This post is a part of Bit Series blog.
Every data-warehouse project needs to have calendar table as a dimension, which hosts all possible combinations of dates. This table can be used as a dimension or in many cases to derive the dates.
With this post, we will be seeing on how we can generate a calendar table directly using Vertica SQL. The Vertica SQL will be using a special Time series function which is inbuilt inside vertica.
The time series function of vertica enables us to perform analytics based on time-series and gap filling. You can get more information about it here.

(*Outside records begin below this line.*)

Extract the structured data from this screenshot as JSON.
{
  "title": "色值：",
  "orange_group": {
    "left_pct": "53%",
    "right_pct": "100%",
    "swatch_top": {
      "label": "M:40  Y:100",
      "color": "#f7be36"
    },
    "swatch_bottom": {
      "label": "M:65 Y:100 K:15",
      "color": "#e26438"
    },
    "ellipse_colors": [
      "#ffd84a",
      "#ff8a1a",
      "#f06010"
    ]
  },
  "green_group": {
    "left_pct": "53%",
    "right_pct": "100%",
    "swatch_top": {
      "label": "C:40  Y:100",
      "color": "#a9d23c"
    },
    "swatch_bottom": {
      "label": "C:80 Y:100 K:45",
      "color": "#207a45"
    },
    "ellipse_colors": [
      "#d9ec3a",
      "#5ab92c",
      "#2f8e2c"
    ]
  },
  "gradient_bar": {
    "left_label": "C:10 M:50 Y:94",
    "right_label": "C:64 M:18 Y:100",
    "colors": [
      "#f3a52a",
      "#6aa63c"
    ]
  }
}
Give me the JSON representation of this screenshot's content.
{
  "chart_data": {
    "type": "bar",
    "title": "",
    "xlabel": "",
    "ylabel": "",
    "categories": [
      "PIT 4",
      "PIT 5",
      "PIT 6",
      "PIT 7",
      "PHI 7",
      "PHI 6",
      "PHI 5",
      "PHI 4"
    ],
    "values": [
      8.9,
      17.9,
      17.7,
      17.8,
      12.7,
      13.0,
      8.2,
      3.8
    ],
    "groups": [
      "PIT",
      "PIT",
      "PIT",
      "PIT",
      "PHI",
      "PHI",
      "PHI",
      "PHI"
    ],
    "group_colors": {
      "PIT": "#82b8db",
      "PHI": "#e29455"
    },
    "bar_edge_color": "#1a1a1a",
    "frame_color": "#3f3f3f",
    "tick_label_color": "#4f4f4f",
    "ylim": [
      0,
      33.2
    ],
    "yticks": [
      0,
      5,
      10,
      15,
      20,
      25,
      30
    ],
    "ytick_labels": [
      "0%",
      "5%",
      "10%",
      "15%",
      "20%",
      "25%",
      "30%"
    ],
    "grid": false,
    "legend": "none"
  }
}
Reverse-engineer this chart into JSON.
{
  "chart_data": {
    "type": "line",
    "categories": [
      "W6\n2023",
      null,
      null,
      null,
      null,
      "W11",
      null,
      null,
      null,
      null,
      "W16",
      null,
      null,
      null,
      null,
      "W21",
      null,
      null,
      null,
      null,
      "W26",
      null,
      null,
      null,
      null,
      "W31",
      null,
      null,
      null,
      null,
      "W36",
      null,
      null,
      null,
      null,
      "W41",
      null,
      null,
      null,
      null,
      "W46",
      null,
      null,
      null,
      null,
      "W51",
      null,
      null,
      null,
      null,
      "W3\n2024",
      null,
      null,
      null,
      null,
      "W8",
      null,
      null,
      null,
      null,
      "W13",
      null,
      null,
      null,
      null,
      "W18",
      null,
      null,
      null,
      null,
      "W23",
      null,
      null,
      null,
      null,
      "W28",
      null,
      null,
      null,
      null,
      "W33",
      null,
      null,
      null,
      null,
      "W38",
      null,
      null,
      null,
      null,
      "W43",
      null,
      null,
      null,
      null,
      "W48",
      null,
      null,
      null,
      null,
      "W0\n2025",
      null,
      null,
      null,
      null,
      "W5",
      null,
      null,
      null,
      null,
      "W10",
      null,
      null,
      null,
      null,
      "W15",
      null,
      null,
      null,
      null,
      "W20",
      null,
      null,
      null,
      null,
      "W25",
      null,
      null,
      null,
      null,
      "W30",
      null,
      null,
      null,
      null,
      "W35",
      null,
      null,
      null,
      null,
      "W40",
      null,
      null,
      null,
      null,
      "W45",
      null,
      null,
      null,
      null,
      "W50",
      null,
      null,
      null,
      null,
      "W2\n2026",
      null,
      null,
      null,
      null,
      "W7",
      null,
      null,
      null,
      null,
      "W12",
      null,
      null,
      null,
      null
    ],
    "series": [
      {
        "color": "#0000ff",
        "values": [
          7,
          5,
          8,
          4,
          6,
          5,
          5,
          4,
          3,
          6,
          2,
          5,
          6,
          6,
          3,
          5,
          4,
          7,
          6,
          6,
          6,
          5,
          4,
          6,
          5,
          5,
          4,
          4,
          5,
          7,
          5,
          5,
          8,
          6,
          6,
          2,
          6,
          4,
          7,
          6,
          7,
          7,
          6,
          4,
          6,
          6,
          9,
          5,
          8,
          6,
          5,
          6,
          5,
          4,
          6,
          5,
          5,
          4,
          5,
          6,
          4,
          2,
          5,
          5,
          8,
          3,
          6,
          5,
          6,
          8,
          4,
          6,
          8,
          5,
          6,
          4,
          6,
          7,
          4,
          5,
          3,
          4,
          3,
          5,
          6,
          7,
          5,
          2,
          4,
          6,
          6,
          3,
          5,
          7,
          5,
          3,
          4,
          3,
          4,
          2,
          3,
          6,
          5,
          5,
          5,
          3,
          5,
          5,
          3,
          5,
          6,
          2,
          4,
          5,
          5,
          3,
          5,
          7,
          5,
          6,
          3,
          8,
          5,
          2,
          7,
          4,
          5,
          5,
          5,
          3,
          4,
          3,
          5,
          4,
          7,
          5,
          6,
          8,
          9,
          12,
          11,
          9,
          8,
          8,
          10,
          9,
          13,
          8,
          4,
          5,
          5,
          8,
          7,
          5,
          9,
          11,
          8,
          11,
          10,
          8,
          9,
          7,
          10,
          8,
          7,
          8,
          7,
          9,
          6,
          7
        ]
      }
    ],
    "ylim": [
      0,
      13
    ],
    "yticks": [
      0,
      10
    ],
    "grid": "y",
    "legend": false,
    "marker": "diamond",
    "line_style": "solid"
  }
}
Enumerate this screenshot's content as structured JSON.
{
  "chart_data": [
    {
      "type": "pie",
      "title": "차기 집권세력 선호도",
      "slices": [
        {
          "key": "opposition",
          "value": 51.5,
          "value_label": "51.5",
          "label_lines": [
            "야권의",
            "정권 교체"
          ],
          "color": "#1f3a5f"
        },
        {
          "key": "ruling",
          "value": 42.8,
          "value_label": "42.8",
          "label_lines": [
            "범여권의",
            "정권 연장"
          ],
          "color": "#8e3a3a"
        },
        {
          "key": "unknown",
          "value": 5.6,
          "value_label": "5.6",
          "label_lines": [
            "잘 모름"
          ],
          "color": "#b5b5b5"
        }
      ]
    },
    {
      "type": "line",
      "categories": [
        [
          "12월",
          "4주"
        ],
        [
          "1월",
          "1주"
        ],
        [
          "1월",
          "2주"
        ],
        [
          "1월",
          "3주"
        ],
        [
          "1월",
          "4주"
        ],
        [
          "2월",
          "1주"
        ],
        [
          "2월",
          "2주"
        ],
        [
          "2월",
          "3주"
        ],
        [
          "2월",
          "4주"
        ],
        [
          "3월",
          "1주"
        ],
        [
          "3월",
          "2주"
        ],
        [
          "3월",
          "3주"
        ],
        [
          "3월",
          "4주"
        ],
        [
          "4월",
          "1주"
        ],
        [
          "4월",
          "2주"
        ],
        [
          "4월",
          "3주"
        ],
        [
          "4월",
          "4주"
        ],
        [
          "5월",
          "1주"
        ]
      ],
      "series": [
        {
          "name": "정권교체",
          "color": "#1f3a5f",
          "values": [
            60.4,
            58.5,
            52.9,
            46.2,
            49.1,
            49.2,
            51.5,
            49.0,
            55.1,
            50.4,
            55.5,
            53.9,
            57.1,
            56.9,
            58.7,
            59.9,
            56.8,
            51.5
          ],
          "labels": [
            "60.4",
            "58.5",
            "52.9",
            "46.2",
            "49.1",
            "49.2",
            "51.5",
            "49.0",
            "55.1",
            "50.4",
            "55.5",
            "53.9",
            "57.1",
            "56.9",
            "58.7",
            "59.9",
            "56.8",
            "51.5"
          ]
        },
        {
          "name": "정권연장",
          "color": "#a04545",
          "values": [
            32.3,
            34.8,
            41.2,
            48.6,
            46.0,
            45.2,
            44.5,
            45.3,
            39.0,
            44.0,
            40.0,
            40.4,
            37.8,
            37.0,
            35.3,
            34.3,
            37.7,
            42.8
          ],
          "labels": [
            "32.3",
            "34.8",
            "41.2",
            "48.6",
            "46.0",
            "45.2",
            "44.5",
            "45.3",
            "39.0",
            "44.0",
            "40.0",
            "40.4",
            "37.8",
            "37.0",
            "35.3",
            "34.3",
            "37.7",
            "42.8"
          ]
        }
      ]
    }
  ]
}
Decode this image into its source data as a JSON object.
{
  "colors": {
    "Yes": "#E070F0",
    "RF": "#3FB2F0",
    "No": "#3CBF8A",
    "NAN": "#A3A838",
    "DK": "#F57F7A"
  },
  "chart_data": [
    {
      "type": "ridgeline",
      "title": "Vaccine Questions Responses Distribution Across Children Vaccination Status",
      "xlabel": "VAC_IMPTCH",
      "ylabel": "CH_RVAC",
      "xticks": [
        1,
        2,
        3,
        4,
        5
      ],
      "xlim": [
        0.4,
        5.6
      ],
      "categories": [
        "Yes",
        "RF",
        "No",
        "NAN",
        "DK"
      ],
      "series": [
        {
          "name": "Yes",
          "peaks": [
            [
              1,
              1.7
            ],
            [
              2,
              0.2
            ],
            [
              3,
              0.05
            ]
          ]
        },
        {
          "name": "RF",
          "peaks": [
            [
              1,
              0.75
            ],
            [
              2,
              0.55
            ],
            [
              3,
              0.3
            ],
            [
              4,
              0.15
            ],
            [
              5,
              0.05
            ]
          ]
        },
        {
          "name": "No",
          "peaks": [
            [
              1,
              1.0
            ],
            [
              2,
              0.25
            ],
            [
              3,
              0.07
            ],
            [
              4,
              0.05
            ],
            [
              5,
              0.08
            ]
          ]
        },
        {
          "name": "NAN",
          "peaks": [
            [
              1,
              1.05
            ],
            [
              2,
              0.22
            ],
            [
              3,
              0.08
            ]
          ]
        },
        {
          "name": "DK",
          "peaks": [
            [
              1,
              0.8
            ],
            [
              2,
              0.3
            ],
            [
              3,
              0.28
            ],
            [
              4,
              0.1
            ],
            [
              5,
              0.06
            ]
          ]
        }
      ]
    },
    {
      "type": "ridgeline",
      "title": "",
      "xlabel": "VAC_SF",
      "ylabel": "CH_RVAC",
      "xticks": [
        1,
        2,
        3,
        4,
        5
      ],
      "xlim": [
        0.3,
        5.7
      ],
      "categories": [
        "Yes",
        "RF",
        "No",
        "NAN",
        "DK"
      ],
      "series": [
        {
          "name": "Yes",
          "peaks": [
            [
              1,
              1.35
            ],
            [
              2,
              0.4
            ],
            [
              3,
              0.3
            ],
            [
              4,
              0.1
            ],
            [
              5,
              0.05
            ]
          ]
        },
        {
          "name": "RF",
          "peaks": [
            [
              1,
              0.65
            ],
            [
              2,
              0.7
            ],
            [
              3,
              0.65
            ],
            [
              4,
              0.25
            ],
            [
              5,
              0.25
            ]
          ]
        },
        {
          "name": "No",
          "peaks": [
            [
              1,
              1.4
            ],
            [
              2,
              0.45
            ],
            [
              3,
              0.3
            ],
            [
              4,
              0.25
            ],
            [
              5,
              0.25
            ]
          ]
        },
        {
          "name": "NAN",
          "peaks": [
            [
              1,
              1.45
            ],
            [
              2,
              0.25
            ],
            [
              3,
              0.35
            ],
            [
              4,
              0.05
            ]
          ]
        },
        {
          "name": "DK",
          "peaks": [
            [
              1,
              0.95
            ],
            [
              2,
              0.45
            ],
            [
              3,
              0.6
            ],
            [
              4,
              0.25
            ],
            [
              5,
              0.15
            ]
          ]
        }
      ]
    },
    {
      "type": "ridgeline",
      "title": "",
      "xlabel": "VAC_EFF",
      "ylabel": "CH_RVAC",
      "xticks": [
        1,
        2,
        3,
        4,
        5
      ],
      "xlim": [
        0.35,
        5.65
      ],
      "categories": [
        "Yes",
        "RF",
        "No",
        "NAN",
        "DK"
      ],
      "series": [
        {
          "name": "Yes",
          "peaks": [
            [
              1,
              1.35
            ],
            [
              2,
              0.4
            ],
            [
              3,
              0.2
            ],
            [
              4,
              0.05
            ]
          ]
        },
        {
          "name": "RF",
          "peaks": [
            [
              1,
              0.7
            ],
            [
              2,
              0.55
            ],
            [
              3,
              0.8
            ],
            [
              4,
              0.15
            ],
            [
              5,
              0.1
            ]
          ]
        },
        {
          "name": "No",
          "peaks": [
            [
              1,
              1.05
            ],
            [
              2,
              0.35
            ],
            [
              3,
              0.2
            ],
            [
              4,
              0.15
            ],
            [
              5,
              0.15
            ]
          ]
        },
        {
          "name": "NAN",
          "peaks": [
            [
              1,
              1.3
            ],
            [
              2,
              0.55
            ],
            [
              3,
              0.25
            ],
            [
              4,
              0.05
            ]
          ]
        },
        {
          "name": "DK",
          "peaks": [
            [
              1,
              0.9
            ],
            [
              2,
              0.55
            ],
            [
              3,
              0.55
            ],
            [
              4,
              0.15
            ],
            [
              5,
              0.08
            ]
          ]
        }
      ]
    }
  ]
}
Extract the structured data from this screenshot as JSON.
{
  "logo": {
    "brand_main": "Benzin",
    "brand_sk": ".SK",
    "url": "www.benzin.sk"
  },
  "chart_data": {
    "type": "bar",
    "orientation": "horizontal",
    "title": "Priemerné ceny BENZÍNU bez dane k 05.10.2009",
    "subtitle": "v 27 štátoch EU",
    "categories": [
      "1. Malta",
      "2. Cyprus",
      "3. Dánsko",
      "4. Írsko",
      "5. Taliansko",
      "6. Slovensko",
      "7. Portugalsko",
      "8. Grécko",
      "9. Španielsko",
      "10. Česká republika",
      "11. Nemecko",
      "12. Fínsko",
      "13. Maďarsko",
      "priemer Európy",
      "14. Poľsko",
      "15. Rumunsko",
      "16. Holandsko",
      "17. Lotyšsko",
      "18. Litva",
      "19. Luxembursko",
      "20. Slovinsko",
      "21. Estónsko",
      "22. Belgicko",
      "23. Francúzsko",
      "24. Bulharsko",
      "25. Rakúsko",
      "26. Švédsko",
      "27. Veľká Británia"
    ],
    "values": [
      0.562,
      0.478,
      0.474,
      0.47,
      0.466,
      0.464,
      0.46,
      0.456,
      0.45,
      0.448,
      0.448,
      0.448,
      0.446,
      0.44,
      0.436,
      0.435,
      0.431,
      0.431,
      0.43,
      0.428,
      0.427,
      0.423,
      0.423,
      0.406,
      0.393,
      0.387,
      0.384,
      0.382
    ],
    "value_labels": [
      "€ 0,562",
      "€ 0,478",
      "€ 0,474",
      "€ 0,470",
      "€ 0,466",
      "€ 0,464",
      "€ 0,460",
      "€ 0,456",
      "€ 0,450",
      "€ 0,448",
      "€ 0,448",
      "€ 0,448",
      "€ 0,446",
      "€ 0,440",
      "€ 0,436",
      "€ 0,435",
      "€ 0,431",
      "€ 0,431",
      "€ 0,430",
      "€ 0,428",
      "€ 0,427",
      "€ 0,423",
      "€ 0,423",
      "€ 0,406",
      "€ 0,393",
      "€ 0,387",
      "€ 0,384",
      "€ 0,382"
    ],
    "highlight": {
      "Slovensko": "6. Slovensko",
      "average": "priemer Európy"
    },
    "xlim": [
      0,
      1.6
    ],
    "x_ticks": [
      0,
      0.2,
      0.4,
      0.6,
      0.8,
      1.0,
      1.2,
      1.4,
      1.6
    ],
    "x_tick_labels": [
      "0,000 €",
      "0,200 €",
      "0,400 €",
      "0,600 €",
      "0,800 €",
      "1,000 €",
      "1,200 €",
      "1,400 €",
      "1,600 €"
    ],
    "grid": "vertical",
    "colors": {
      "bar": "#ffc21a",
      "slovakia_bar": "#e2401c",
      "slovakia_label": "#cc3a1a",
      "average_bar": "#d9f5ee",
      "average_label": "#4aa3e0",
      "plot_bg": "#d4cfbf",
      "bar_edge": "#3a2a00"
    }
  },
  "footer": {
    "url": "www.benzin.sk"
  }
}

For now we will stick to this user of generating the calendar using this function as below
CREATE TABLE calendar AS SELECT slice_time AS actual_timestamp , CAST(slice_time AS DATE) AS DATE , date_part('WEEK', slice_time) AS week, date_part('YEAR', slice_time) AS YEAR, date_part('MONTH', slice_time) AS MONTH, date_part('DAY', slice_time) AS DAY, date_part('QUARTER', slice_time) AS quarter FROM ( SELECT '2019-01-01 00:00:00' AS sample_date UNION SELECT '2019-12-31 00:00:00' AS sample_date ) a TIMESERIES slice_time AS '1 DAY' OVER(ORDER BY sample_date::VARCHAR::TIMESTAMP)
So, what are we doing here
1. We take 2 sample dates, between which we need to fill the gap, suppose you want the calendar to be for year 2019, take the date as shown above in subquery
2. We are using 1 vertica function here, TIMESERIES , slice_time is just an alias here. TIMESERIES is going to generate the dates based on interval specified, in this case ‘1 DAY’
3. Lastly the TIMESERIES function will always require a ORDER by operation on timestamp column. Here we are just sorting the data based on timestamp generated.
4. Once we get a daily timestamp, we are just using standard date functions to derive various date time properties of that timestamp, like day, week, quarter, year, month, etc.
5. Finally, we are just storing the data from the select statement in the CALENDAR table
You can check the results of this table, and it can be used easily as dimension table for Calendar use case.
Go ahead and try generating this data at your end, there are many possibilities, where you can use this data.